Saturday, January 17, 2009

"If you love the man of letters, seek him in the privacies of his study."

After a very pleasant, but long, week of meetings, appointments, and professional conversations in my non-blogging life, I'm heartened by the following anecdotes from Isaac D'Israeli's "Men of Genius Deficient in Conversation", found in his Curiosities of Literature (1791).

{Not that I would by any stretch of the imagination ever claim to be a genius, mind you--I'm just tired of hearing myself talk . . .}
The great Peter Corneille, whose genius resembled that of our Shakespeare, and who has so forcibly expressed the sublime sentiments of the hero, had nothing in his exterior that indicated his genius; on the contrary, his conversation was so insipid that it never failed of wearying. Nature, who had lavished on him the gifts of genius, had forgotten to blend with them her more ordinary ones. He did not even speak correctly that language of which he was such a master.

When his friends represented to him how much more he might please by not disdaining to correct these trivial errors, he would smile, and say—“I am not the less Peter Corneille!

. . . .

The deficiencies of Addison in conversation are well known. He preserved a rigid silence amongst strangers; but if he was silent, it was the silence of meditation. How often, at that moment, he laboured at some future Spectator!

Mediocrity can talk; but it is for genius to observe.

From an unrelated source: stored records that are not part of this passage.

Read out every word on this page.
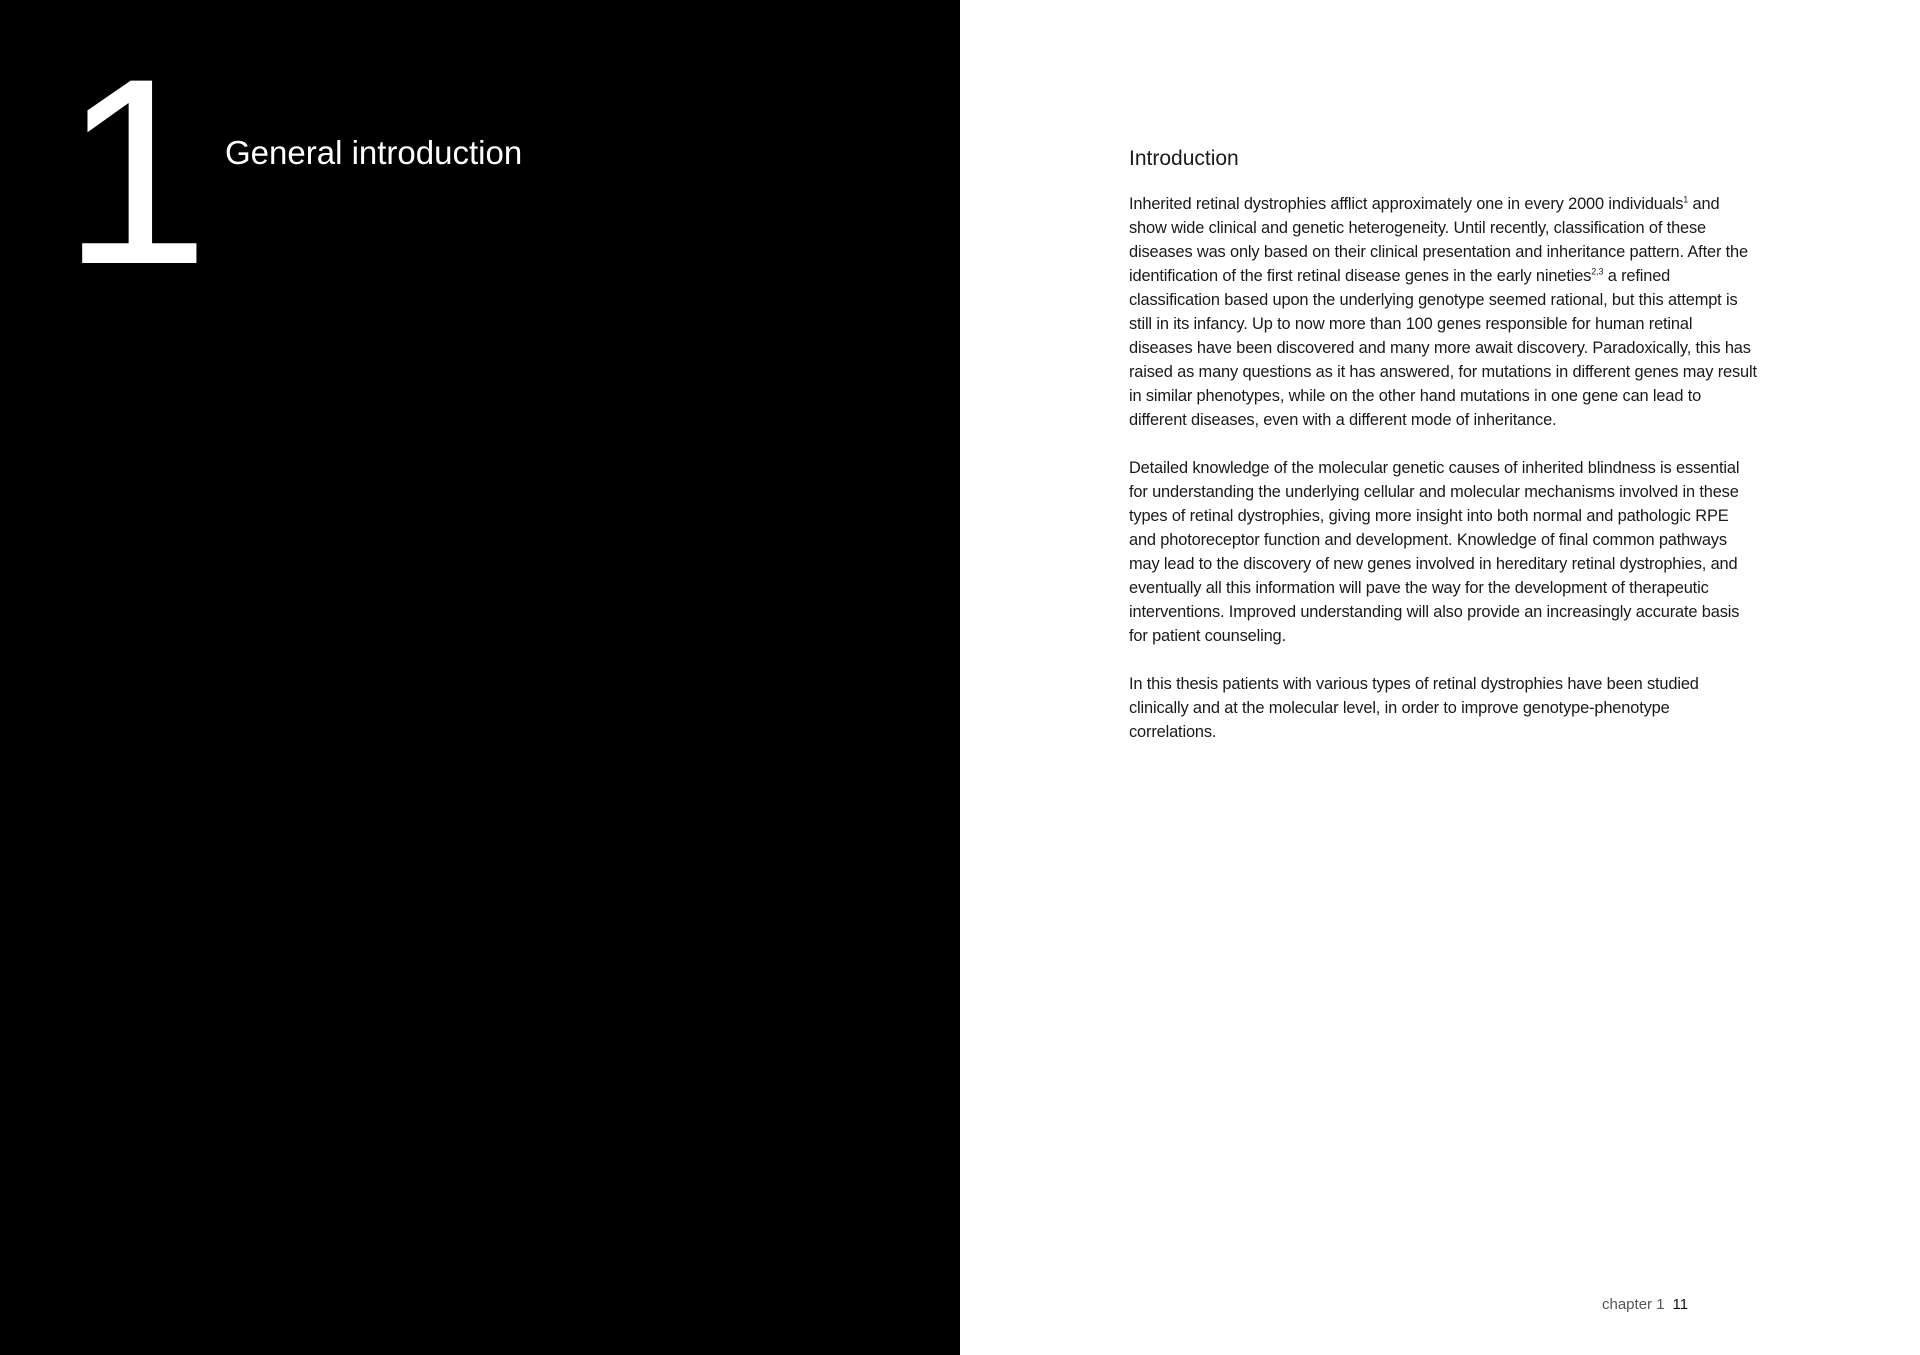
1 General introduction	Introduction

Inherited retinal dystrophies afflict approximately one in every 2000 individuals$^1$ and show wide clinical and genetic heterogeneity. Until recently, classification of these diseases was only based on their clinical presentation and inheritance pattern. After the identification of the first retinal disease genes in the early nineties$^{2,3}$ a refined classification based upon the underlying genotype seemed rational, but this attempt is still in its infancy. Up to now more than 100 genes responsible for human retinal diseases have been discovered and many more await discovery. Paradoxically, this has raised as many questions as it has answered, for mutations in different genes may result in similar phenotypes, while on the other hand mutations in one gene can lead to different diseases, even with a different mode of inheritance.

Detailed knowledge of the molecular genetic causes of inherited blindness is essential for understanding the underlying cellular and molecular mechanisms involved in these types of retinal dystrophies, giving more insight into both normal and pathologic RPE and photoreceptor function and development. Knowledge of final common pathways may lead to the discovery of new genes involved in hereditary retinal dystrophies, and eventually all this information will pave the way for the development of therapeutic interventions. Improved understanding will also provide an increasingly accurate basis for patient counseling.

In this thesis patients with various types of retinal dystrophies have been studied clinically and at the molecular level, in order to improve genotype-phenotype correlations.

chapter 1 11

The cynical Mandeville compared Addison, after having passed an evening in his company, to “a silent parson in a tie-wig.” It is no shame for an Addison to receive the censures of a Mandeville; he has only to blush when he calls down those of a Pope.

. . . .

Chaucer was more facetious in his tales than in his conversation; and the Countess of Pembroke used to rally him by saying that his silence was more agreeable to her than his conversation.
And now to the quiet of my house, and the next book on the pile.